Au bas du mamelon s’élève une petite mosquée de forme octogone, surmontée d’un dôme.

À gauche, en entrant, on voit une pierre enchâssée dans la muraille et sur laquelle deux empreintes de pieds informes ont été grossièrement sculptées. La pierre est luisante et grasse, toutes les personnes qui viennent faire leurs dévotions à Kadamgah y frottant leur tête et leur figure en l’honneur de l’imam Reza.

Un verger et de beaux arbres environnent cette mosquée qui fut, dit-on, bâtie par Schah-Souleïman. Une source d’eau excellente jaillit au milieu du jardin et va courir en murmurant dans une avenue de grands sapins. Deux platanes magnifiques qui n’ont jamais été élagués, contrairement à l’usage disgracieux adopté en Perse de ne laisser qu’une petite touffe de branches à l’extrémité de ces arbres, s’élèvent à l’entrée du mur d’enceinte. Depuis longtemps je n’avais point vu d’aussi beaux arbres et je ne pouvais m’expliquer comment ils avaient été respectés par les voyageurs et les caravanes : on me raconta que dès qu’un de ces platanes était frappé, il en jaillissait du sang, et que l’homme qui, par malheur en coupait une branche, s’il ne mourait pas sur l’heure, à coup sûr ne passait pas l’année.
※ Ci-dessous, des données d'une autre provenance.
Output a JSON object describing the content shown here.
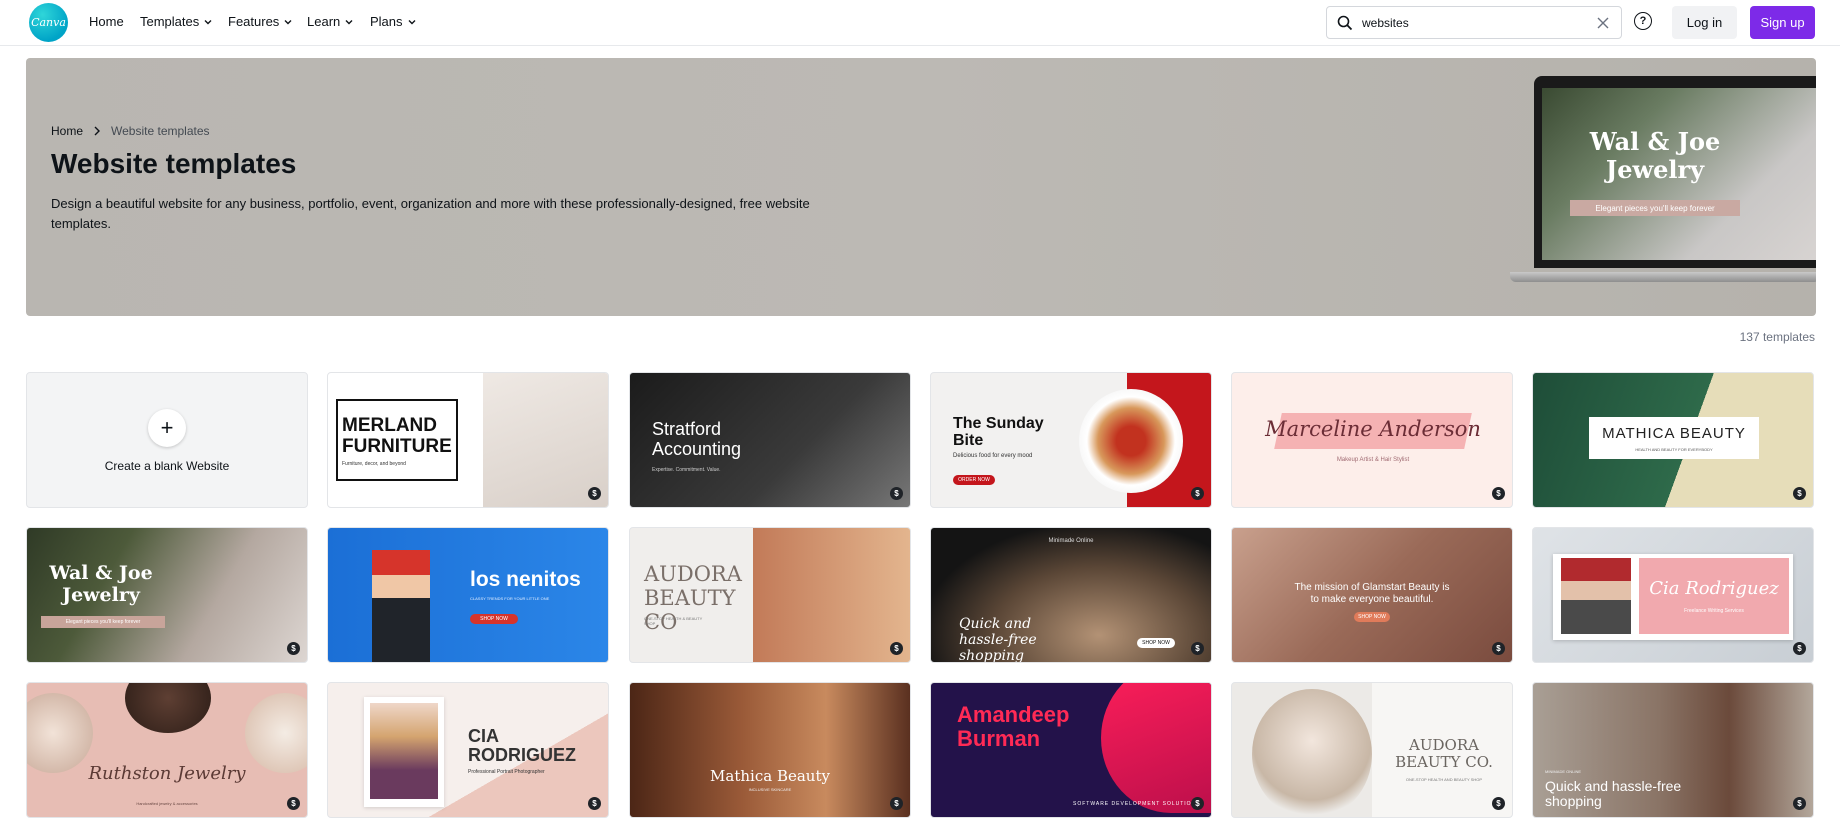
{
  "nav": {
    "logo_text": "Canva",
    "items": [
      {
        "label": "Home",
        "dropdown": false
      },
      {
        "label": "Templates",
        "dropdown": true
      },
      {
        "label": "Features",
        "dropdown": true
      },
      {
        "label": "Learn",
        "dropdown": true
      },
      {
        "label": "Plans",
        "dropdown": true
      }
    ],
    "search": {
      "value": "websites",
      "placeholder": "Search"
    },
    "login_label": "Log in",
    "signup_label": "Sign up",
    "help_symbol": "?"
  },
  "hero": {
    "breadcrumb": {
      "home": "Home",
      "current": "Website templates"
    },
    "title": "Website templates",
    "description": "Design a beautiful website for any business, portfolio, event, organization and more with these professionally-designed, free website templates.",
    "laptop_title": "Wal & Joe Jewelry",
    "laptop_subtitle": "Elegant pieces you'll keep forever"
  },
  "template_count": "137 templates",
  "blank_card": {
    "label": "Create a blank Website",
    "plus": "+"
  },
  "premium_badge": "$",
  "templates": [
    {
      "title": "MERLAND FURNITURE",
      "subtitle": "Furniture, decor, and beyond"
    },
    {
      "title": "Stratford Accounting",
      "subtitle": "Expertise. Commitment. Value."
    },
    {
      "title": "The Sunday Bite",
      "subtitle": "Delicious food for every mood",
      "button": "ORDER NOW"
    },
    {
      "title": "Marceline Anderson",
      "subtitle": "Makeup Artist & Hair Stylist"
    },
    {
      "title": "MATHICA BEAUTY",
      "subtitle": "HEALTH AND BEAUTY FOR EVERYBODY"
    },
    {
      "title": "Wal & Joe Jewelry",
      "subtitle": "Elegant pieces you'll keep forever"
    },
    {
      "title": "los nenitos",
      "subtitle": "CLASSY TRENDS FOR YOUR LITTLE ONE",
      "button": "SHOP NOW"
    },
    {
      "title": "AUDORA BEAUTY CO",
      "subtitle": "ONE-STOP HEALTH & BEAUTY SHOP"
    },
    {
      "title": "Quick and hassle-free shopping",
      "subtitle": "Minimade Online",
      "button": "SHOP NOW"
    },
    {
      "title": "The mission of Glamstart Beauty is to make everyone beautiful.",
      "button": "SHOP NOW"
    },
    {
      "title": "Cia Rodriguez",
      "subtitle": "Freelance Writing Services"
    },
    {
      "title": "Ruthston Jewelry",
      "subtitle": "Handcrafted jewelry & accessories"
    },
    {
      "title": "CIA RODRIGUEZ",
      "subtitle": "Professional Portrait Photographer"
    },
    {
      "title": "Mathica Beauty",
      "subtitle": "INCLUSIVE SKINCARE"
    },
    {
      "title": "Amandeep Burman",
      "subtitle": "SOFTWARE DEVELOPMENT SOLUTIONS"
    },
    {
      "title": "AUDORA BEAUTY CO.",
      "subtitle": "ONE-STOP HEALTH AND BEAUTY SHOP"
    },
    {
      "title": "Quick and hassle-free shopping",
      "subtitle": "MINIMADE ONLINE"
    }
  ],
  "colors": {
    "brand_purple": "#7d2ae8",
    "logo_teal": "#00c4cc"
  }
}
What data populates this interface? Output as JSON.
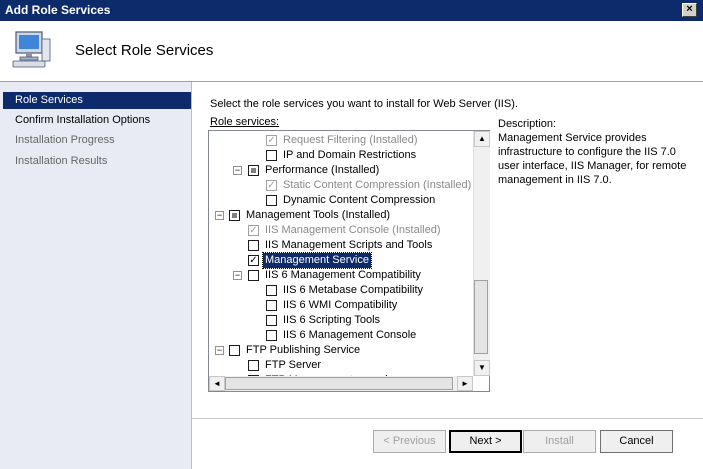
{
  "window": {
    "title": "Add Role Services",
    "close_label": "×"
  },
  "header": {
    "title": "Select Role Services",
    "icon": "computer-wizard-icon"
  },
  "nav": {
    "items": [
      {
        "label": "Role Services",
        "state": "active"
      },
      {
        "label": "Confirm Installation Options",
        "state": "normal"
      },
      {
        "label": "Installation Progress",
        "state": "dim"
      },
      {
        "label": "Installation Results",
        "state": "dim"
      }
    ]
  },
  "content": {
    "instruction": "Select the role services you want to install for Web Server (IIS).",
    "role_services_label": "Role services:",
    "description_heading": "Description:",
    "description_body": "Management Service provides infrastructure to configure the IIS 7.0 user interface, IIS Manager, for remote management in IIS 7.0."
  },
  "tree": [
    {
      "label": "Request Filtering  (Installed)",
      "checked": true,
      "disabled": true,
      "level": 2
    },
    {
      "label": "IP and Domain Restrictions",
      "checked": false,
      "disabled": false,
      "level": 2
    },
    {
      "label": "Performance  (Installed)",
      "checked": "partial",
      "disabled": false,
      "level": 1,
      "expander": "−"
    },
    {
      "label": "Static Content Compression  (Installed)",
      "checked": true,
      "disabled": true,
      "level": 2
    },
    {
      "label": "Dynamic Content Compression",
      "checked": false,
      "disabled": false,
      "level": 2
    },
    {
      "label": "Management Tools  (Installed)",
      "checked": "partial",
      "disabled": false,
      "level": 0,
      "expander": "−"
    },
    {
      "label": "IIS Management Console  (Installed)",
      "checked": true,
      "disabled": true,
      "level": 1
    },
    {
      "label": "IIS Management Scripts and Tools",
      "checked": false,
      "disabled": false,
      "level": 1
    },
    {
      "label": "Management Service",
      "checked": true,
      "disabled": false,
      "level": 1,
      "selected": true
    },
    {
      "label": "IIS 6 Management Compatibility",
      "checked": false,
      "disabled": false,
      "level": 1,
      "expander": "−"
    },
    {
      "label": "IIS 6 Metabase Compatibility",
      "checked": false,
      "disabled": false,
      "level": 2
    },
    {
      "label": "IIS 6 WMI Compatibility",
      "checked": false,
      "disabled": false,
      "level": 2
    },
    {
      "label": "IIS 6 Scripting Tools",
      "checked": false,
      "disabled": false,
      "level": 2
    },
    {
      "label": "IIS 6 Management Console",
      "checked": false,
      "disabled": false,
      "level": 2
    },
    {
      "label": "FTP Publishing Service",
      "checked": false,
      "disabled": false,
      "level": 0,
      "expander": "−"
    },
    {
      "label": "FTP Server",
      "checked": false,
      "disabled": false,
      "level": 1
    },
    {
      "label": "FTP Management console",
      "checked": false,
      "disabled": false,
      "level": 1
    }
  ],
  "buttons": {
    "previous": "< Previous",
    "next": "Next >",
    "install": "Install",
    "cancel": "Cancel"
  },
  "scroll_arrows": {
    "up": "▲",
    "down": "▼",
    "left": "◄",
    "right": "►"
  }
}
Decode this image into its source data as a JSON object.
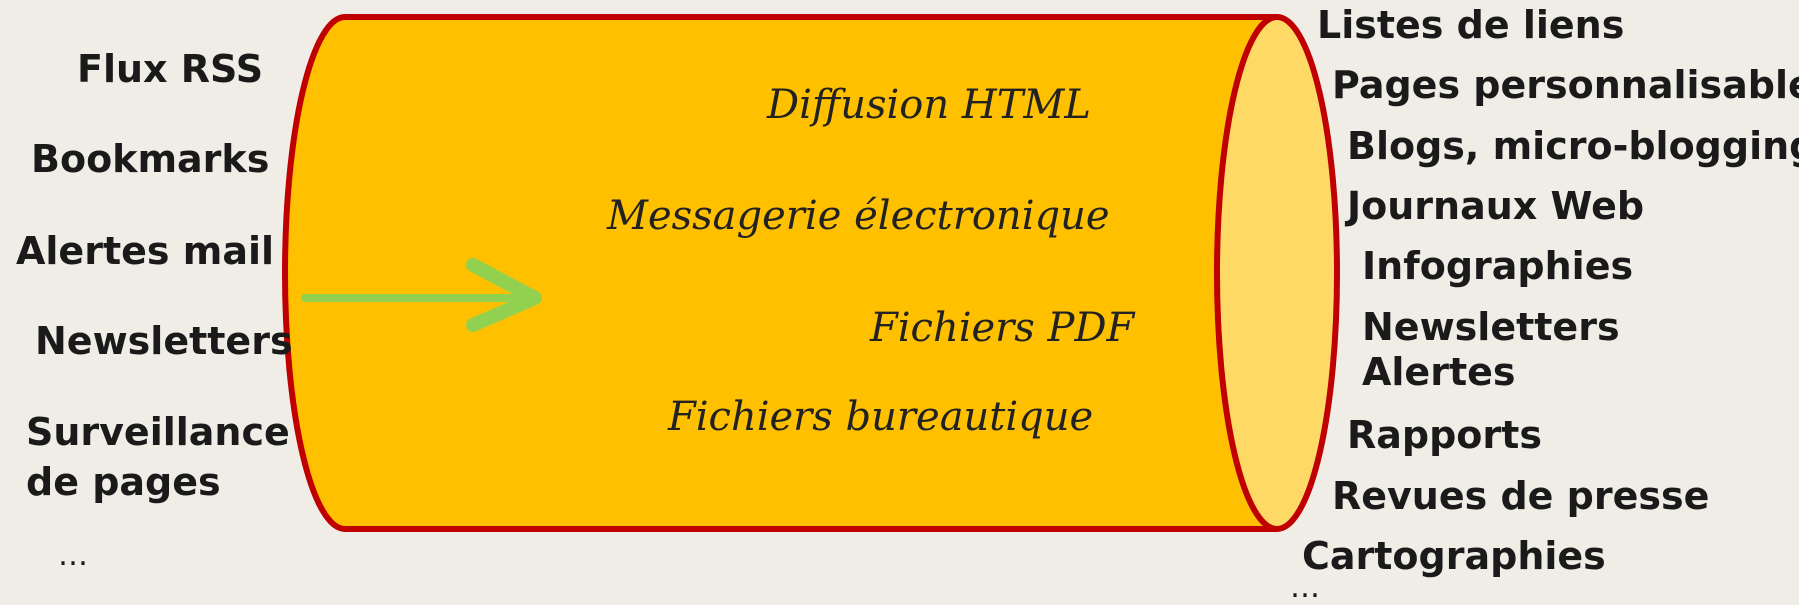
{
  "inputs": [
    "Flux RSS",
    "Bookmarks",
    "Alertes mail",
    "Newsletters",
    "Surveillance",
    "de pages",
    "…"
  ],
  "channels": [
    "Diffusion HTML",
    "Messagerie électronique",
    "Fichiers PDF",
    "Fichiers bureautique"
  ],
  "outputs": [
    "Listes de liens",
    "Pages personnalisables",
    "Blogs, micro-blogging",
    "Journaux Web",
    "Infographies",
    "Newsletters",
    "Alertes",
    "Rapports",
    "Revues de presse",
    "Cartographies",
    "…"
  ],
  "colors": {
    "background": "#efede6",
    "cylinder_fill": "#ffc000",
    "cylinder_end": "#ffd966",
    "cylinder_stroke": "#c00000",
    "arrow": "#92d050"
  }
}
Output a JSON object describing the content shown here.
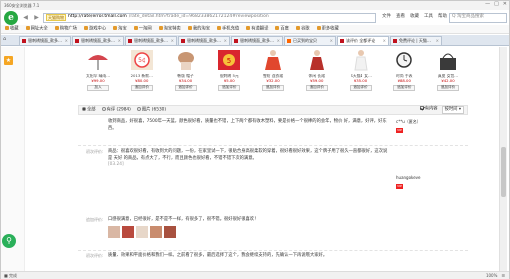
{
  "window": {
    "title": "360安全浏览器 7.1"
  },
  "toolbar": {
    "badge": "天猫购物",
    "url_host": "http://rate/error.tmall.com",
    "url_rest": "/rate_detail.htm?trade_id=968233862172124#reviewposition",
    "menu": [
      "文件",
      "查看",
      "收藏",
      "工具",
      "帮助"
    ],
    "search_placeholder": "Q 淘宝商品搜索"
  },
  "favorites": [
    "收藏",
    "网址大全",
    "购物广场",
    "游戏中心",
    "淘宝",
    "一淘网",
    "淘宝特卖",
    "我的淘宝",
    "手机充值",
    "有道翻译",
    "百度",
    "谷歌",
    "更多收藏"
  ],
  "tabs": [
    {
      "label": "银刺绣镜面_款多…",
      "active": false
    },
    {
      "label": "银刺绣镜面_款多…",
      "active": false
    },
    {
      "label": "银刺绣镜面_款多…",
      "active": false
    },
    {
      "label": "银刺绣镜面_款多…",
      "active": false
    },
    {
      "label": "银刺绣镜面_款多…",
      "active": false
    },
    {
      "label": "已买到的宝贝",
      "active": false
    },
    {
      "label": "该评价 全都评论",
      "active": true
    },
    {
      "label": "免费评论 | 天猫…",
      "active": false
    }
  ],
  "products": [
    {
      "title": "太阳伞 晴雨…",
      "price": "¥99.00",
      "btn": "加入"
    },
    {
      "title": "2013 新款…",
      "price": "¥80.00",
      "btn": "追加评价"
    },
    {
      "title": "韩版 帽子",
      "price": "¥34.00",
      "btn": "追加评价"
    },
    {
      "title": "银刺绣 5元",
      "price": "¥5.00",
      "btn": "追加评价"
    },
    {
      "title": "雪纺 连衣裙",
      "price": "¥32.00",
      "btn": "追加评价"
    },
    {
      "title": "休闲 长裙",
      "price": "¥59.00",
      "btn": "追加评价"
    },
    {
      "title": "【天猫】女…",
      "price": "¥35.00",
      "btn": "追加评价"
    },
    {
      "title": "时尚 手表",
      "price": "¥88.00",
      "btn": "追加评价"
    },
    {
      "title": "真皮 女包…",
      "price": "¥42.00",
      "btn": "追加评价"
    }
  ],
  "filters": {
    "all": "全部",
    "with_content": "有评 (2984)",
    "with_pics": "图片 (6530)",
    "with_content_only": "有内容",
    "sort": "按时间"
  },
  "reviews": [
    {
      "label": "",
      "text": "收到商品，好很喜，7500年一天蓝，颜色很好看，质量也不错，上下两个都有收木塑料，要是价格一个很棒的的会年，物价 好，满意，好评，好东西。",
      "user": "c**u（匿名）"
    },
    {
      "label": "初次评价:",
      "text": "商品：很喜欢很好看，有收到大的问题，一份，在家里试一下，很贴合身高很柔软的穿着，很好看很好效果，这个牌子用了很久一直都很好，这次说 是 天好 的商品，有点大了，不行，而且颜色也很好看，不错不错下次的满意。",
      "user": "huangokeve"
    },
    {
      "label": "追加评价:",
      "text": "口感很满意，已经很好，是不是不一样，有很多了，很不错。很好很好很喜欢！",
      "user": ""
    },
    {
      "label": "初次评价:",
      "text": "质量、效果和平面价格和我们一样。之前看了很多，最后选择了这个，我会继续支持的，先确认一下再说哦大家好。",
      "user": ""
    }
  ],
  "review_date": "[03.24]",
  "status": {
    "left": "■ 完成",
    "right_items": [
      "100%",
      "☰"
    ]
  }
}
Les abords riants, les jardins, les cultures font de Kadamgah (empreinte de pas) un lieu charmant.

J’y passai deux jours, prenant des vues et des notes. Malheureusement je devais perdre presque tous les fruits de mon long et pénible voyage.

28 avril. — Chérif-Abad, huit farsahks ; village d’une quarantaine de maisons, situé dans la montagne et près de la route de Hérat.

29 avril. — Méched, six farsahks. Au milieu de la nuit, je partis de Chérif-Abad en suivant une route très-accidentée qui devait me conduire au Khore Selam (montagne du salut) vers le lever du soleil.

Du haut de cette montagne on découvre Méched et ses environs. La ville sainte apparaît, enveloppée d’une brume épaisse, du milieu de laquelle s’élèvent le dôme et les minarets dorés du tombeau de l’imam Reza, et les mosquées couvertes en briques vernies qui reflètent les rayons du soleil[1].


II

LA GUERRE.


Départ de l’expédition. — De Méched à Coutchakoum. — Recrutement militaire en Perse. — Singulier remède contre les rhumatismes. — Premières rencontres avec l’ennemi.

À mon arrivée à Méched, j’allai présenter mon firman au prince gouverneur Hamzè Mirza, général en chef de l’armée expéditionnaire. Il me reçut fort bien et me fit donner un logement dans la citadelle. Le départ de l’expédition étant proche, je le priai de me fournir les mulets nécessaires à mon voyage, ainsi qu’il avait été réglé dans mon contrat.

Soit mauvais vouloir, soit ambiguïté des termes du firman, il ne voulut me fournir ces mulets qu’à la condition qu’ils seraient à ma charge..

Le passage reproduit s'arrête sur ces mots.